The Ebola outbreak in West Africa has caused quite a stir, inciting fear globally and dangerous panic in some infected areas. There are now over 3000 people infected and more than 1500 have died, making this the worst Ebola outbreak in history. To make matters worse, the World Health Organization (WHO) has said it could last another six to nine months, with the potential for cases to exceed 20,000.
With human testing planned for a new possible vaccine, and the experimental treatment ZMapp showing promising results in monkeys, there is hope of a breakthrough to prevent future outbreaks. But this will not help the more than one million West Africans who have already been negatively impacted, or the millions more who could be affected before this current outbreak is contained. Indeed, we do not yet fully understand what all the long term consequences will be.
What I have found especially troubling is the fact that children are largely missing from the discourse. I see images of children and occasional anecdotal stories about a sick child or a child who has become orphaned, but there is a real lack of targeted information about how this outbreak is affecting West Africa’s children. I have not even been able to find adequate statistics about the number of children infected, let alone the children who have lost parents, access to services or faced other indirect consequences that can be catastrophic to a young life and society as a whole.

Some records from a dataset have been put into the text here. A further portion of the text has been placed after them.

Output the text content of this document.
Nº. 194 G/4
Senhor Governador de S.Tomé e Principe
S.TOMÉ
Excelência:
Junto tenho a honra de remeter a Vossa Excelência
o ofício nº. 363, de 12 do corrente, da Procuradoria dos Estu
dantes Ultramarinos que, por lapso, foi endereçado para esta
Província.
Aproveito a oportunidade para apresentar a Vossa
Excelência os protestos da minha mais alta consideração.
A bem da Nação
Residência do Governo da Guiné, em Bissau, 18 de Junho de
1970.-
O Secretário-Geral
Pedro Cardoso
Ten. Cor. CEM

In emergency situations like this, children are especially vulnerable because of their dependence on adult caregivers and social services. This is especially true for children living in poverty. Lack of access to basics like soap and water are real drivers of this outbreak, and children suffering from stunting or malnutrition have compromised immune systems that make them more likely to die from Ebola exposure. Cultural expectations of women and girls to serve as primary caregivers for sick family members put them at greater risk of exposure, which in turn leaves all children at greater risk of becoming sick because of their constant close proximity to parents and other caregivers.
Beyond the children who have or will contract Ebola, there are millions more affected in other ways. It is unknown how many children will be left orphaned, abandoned, or separated from their families as a consequence of this outbreak. If a mother is placed in quarantine, what happens to her children? If a family’s primary breadwinner dies, who will buy food and other necessities? Who will keep those children from becoming laborers to survive?
Panic in many affected areas has created instability which leads to violence. Who protects children when systems break down? Access to basic health care and immunization campaigns have been widely disrupted because of the strain on already weak health systems. Children sick for any reason can be denied care because of Ebola fears. West African children are already at greater risk of dying from other conditions like malaria, cholera, malnutrition and diarrhea, so what happens when they can’t even access the limited health services they had before?
After the panic has subsided and headlines move on to the next big story, I wonder what will happen to the millions of children indirectly affected by this outbreak. I fear they will become the invisible victims of Ebola, denied the opportunity to grow and reach their full potential, to help their nations prosper. This is why we must act now to ensure that the needs of marginalized children are recognized, planned for, and not forgotten when the outbreak ends.